The Porridge Club

The Porridge Club raises funds for 2 areas: Mrs Mweete’s Porridge Club and the Sisters of Mercy Nutrition Programme.

The Porridge Club runs at Luyobolola Community Primary School in Mazabuka. Over 700 children attend the school for free each day and are provided with a bowl of nutritionally balanced porridge during one of the breaks between lessons. For many of these children, the meal provided through the Porridge Club may be the only meal they have that day. Some families can only afford to feed one of their children each day, so the others may go hungry for two or more days. The porridge provided at school not only gives the children vital nutrients, but has also improved attendance at school and increased children’s ability to concentrate and learn, meaning they are able to get the most from their education.

The Sisters of Mercy Nutrition Programme operates in the wider community. Issues such as long-term illness and a lack of jobs leave many people unable to earn a living to support themselves and their families. The Sisters of Mercy aim to identify those in need to provide basic food items, clothing, blankets and other essentials. This offers a safety net to the most vulnerable people in the community.

Child eating porridge sat on a wall

Feeding one child porridge every day for a year costs just £10.

£10 is such a small cost, but makes a huge difference to the well-being of the children at Luyobolola Primary School and to those in need in the wider community.

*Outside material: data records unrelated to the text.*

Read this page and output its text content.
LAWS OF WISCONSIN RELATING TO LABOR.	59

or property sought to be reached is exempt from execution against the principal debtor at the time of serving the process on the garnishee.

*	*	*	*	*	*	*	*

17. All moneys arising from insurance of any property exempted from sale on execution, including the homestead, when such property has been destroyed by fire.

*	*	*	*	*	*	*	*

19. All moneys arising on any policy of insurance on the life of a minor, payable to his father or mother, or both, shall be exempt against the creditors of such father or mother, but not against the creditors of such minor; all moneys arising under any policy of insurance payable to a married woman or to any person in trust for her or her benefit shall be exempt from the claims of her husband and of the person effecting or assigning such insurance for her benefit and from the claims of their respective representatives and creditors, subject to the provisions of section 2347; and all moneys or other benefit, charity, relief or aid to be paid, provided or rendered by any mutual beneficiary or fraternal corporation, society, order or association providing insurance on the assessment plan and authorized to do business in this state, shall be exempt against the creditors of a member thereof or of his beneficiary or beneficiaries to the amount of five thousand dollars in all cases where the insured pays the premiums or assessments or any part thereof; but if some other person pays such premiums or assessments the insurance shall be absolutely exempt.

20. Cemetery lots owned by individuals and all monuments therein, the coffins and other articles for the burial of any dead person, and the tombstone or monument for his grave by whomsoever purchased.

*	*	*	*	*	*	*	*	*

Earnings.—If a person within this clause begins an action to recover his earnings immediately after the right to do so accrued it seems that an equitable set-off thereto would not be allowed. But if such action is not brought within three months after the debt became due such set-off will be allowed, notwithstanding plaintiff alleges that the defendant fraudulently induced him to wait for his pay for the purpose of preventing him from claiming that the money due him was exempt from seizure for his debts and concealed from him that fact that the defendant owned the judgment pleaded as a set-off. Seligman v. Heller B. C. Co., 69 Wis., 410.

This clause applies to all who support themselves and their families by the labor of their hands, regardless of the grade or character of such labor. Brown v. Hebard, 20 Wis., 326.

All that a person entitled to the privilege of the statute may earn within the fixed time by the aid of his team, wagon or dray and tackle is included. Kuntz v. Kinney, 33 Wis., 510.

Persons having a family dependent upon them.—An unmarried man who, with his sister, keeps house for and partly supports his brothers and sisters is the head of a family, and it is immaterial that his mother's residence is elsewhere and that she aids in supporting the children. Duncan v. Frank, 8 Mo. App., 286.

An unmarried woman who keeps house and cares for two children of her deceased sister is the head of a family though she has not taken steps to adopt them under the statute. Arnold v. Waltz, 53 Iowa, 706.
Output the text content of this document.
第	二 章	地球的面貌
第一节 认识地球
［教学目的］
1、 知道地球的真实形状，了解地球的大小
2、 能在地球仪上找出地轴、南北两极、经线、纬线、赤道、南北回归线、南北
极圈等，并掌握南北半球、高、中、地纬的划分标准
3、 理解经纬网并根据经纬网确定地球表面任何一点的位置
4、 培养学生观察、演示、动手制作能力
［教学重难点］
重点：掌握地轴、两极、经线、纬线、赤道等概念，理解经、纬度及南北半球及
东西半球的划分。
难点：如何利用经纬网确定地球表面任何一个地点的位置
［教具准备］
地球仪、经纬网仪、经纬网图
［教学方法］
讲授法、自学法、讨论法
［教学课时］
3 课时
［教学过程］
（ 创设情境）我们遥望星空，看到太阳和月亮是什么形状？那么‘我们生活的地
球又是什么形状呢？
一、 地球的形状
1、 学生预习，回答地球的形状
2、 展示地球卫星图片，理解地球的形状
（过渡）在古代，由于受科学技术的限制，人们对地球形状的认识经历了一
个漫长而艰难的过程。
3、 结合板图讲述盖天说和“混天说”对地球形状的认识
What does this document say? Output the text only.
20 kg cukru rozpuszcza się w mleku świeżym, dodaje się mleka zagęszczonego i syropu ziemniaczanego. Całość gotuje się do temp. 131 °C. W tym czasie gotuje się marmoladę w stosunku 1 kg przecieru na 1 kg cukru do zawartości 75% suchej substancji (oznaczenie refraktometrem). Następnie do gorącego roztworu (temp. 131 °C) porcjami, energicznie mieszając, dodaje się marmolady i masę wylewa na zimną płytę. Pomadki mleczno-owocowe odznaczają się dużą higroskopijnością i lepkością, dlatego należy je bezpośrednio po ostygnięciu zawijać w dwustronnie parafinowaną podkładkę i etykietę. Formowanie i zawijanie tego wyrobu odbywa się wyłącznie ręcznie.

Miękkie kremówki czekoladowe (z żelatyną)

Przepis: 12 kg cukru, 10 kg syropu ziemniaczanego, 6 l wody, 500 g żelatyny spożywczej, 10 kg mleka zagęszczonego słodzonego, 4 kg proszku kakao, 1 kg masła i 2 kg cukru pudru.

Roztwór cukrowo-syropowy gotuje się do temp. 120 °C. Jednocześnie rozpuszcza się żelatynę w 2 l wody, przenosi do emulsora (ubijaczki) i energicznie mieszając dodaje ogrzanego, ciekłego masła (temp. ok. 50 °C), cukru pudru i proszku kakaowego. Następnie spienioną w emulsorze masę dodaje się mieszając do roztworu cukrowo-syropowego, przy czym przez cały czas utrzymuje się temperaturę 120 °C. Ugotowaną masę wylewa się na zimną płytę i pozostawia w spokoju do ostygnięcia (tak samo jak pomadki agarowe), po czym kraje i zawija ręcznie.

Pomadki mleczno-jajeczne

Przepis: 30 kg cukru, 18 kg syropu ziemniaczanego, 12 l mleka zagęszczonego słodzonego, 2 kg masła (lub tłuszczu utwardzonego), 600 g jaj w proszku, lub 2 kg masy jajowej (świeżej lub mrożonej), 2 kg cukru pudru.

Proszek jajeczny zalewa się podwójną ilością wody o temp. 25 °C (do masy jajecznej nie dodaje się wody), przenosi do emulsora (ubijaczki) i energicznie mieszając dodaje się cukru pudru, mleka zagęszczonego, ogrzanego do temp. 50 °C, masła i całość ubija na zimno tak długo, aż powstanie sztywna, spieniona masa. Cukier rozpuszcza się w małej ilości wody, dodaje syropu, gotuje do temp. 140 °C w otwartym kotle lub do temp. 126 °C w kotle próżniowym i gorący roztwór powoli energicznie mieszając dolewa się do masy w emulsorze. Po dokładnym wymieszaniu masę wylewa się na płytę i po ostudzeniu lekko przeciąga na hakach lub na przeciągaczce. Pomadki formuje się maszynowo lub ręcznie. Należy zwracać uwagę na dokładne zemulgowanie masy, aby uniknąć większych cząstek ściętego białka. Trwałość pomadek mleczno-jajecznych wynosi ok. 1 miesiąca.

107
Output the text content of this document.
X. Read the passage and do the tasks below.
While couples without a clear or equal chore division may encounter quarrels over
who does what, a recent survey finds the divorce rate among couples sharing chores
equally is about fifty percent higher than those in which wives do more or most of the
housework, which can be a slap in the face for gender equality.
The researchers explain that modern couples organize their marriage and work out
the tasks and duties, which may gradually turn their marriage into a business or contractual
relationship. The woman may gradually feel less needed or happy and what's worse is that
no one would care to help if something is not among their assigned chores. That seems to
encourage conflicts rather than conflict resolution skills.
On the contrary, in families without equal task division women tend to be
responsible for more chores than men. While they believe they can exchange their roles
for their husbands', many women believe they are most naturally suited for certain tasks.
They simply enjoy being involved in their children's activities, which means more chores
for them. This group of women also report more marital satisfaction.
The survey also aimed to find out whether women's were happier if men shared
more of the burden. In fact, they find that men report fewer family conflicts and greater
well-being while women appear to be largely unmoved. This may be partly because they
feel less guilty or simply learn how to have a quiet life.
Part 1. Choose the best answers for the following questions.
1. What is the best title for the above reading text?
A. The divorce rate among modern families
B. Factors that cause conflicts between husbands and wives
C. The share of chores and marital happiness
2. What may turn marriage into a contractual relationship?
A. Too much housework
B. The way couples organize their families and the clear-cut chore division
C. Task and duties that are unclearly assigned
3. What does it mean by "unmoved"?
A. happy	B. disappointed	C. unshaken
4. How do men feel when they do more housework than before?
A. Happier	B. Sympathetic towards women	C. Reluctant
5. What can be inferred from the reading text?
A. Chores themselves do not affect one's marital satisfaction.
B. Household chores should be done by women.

Group of children eating porridge

Please Help Us

Over 700 individual students need feeding on a daily basis at Luyobolola Primary School. It costs just £10 to feed one student for a year, but that means we need to raise at least £7000 to ensure all the students at the school are fed every day. We also need a further £2000-3000 to support those in need in Mazabuka’s local community.

Eventually, we would like to support the school to grow their own crops and help teach the children farming skills. This would enable them to become more self-sufficient, as well as equipping their students with key life skills. However, this brings its own challenges, as the school would require transport to get to their land, as well as the tools and seeds to enable them to start farming.